US v. Bartow: Bartow is a retired Air Force Colonel who was shopping for boots in the Quantico Marine Corps Exchange. He had a series of aggressive, confrontational conversations with an employee and some other shoppers, culminating with a question using the “N-word.” Although the employee was “taken aback” and others observed a “heated conversation” between the “very animated” Bartow and another customer (there was finger pointing) there was never any violence. The store security officer escorted Bartow out of the store (without incident, apparently) and he was ultimately charged with using “abusive language” under a Virginia statute (made applicable under the Assimilative Crimes Act). He was convicted by a magistrate, who imposed the maximum penalty ($500 fine), with the district court affirming, “seem[ing] to rely on the apparent friction between the white lieutenant colonel and Bartow as a basis for concluding Bartow’s use of the n-word ‘elicited an impending breach of the peace.’”

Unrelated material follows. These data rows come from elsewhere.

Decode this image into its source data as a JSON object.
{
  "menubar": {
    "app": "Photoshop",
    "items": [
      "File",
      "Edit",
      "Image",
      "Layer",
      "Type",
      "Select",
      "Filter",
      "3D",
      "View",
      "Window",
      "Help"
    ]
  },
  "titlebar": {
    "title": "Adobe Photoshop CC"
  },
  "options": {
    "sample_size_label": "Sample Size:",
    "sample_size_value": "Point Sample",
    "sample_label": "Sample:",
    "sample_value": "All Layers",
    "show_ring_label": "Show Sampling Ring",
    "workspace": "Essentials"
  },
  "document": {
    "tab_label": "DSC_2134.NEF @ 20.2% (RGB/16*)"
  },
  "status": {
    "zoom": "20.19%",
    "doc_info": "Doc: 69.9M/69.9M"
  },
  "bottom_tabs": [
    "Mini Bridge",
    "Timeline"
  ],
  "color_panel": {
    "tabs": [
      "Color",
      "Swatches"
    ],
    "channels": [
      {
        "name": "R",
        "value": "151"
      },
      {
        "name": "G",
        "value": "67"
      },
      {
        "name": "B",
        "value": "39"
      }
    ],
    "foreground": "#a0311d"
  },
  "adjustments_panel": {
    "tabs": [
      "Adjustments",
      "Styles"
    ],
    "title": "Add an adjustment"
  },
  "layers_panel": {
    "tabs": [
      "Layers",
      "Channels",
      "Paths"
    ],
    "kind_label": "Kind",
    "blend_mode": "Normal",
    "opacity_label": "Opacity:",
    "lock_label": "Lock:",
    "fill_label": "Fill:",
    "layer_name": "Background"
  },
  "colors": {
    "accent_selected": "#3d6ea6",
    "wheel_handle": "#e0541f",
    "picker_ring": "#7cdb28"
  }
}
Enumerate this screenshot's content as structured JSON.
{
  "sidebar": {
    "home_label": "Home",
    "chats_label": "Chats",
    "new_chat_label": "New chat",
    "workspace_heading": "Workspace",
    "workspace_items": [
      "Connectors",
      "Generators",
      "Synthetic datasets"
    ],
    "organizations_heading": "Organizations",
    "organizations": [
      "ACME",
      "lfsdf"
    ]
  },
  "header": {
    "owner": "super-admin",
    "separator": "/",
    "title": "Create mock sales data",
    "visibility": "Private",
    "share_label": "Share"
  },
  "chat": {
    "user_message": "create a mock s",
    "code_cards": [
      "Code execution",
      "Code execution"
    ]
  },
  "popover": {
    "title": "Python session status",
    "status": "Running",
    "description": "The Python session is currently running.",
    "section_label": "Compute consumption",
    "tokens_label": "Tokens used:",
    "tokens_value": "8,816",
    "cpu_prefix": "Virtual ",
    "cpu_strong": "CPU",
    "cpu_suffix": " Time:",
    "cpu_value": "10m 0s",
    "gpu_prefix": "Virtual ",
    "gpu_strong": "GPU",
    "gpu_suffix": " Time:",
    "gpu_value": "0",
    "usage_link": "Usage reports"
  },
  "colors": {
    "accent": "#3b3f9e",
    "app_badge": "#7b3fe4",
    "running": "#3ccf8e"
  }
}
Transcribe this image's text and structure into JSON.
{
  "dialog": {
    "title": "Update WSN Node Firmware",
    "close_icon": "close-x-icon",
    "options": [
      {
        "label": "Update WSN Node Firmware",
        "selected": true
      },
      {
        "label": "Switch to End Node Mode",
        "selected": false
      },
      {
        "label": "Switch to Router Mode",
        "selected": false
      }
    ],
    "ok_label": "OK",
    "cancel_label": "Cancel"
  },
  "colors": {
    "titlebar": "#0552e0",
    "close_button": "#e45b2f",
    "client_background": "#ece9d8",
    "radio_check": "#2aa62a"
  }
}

On appeal, the Fourth Circuit reversed its conviction. The court examined, at length, the Supreme Court’s evolving doctrine on “fighting words” and the way that Virginia courts had incorporated that into their application of the abusive language statute. While noting that Bartow’s speech “constituted extremely abusive language,” the Virginia statute did not (and could not) “criminalize the mere statement of this abhorrent word.” Instead, the Government had to prove that Bartow “individually addressed” the language at issue and that the language was “likely to provoke an immediate violent reaction by that person or a reasonable person in that individual’s position.” There was no evidence of that in this case.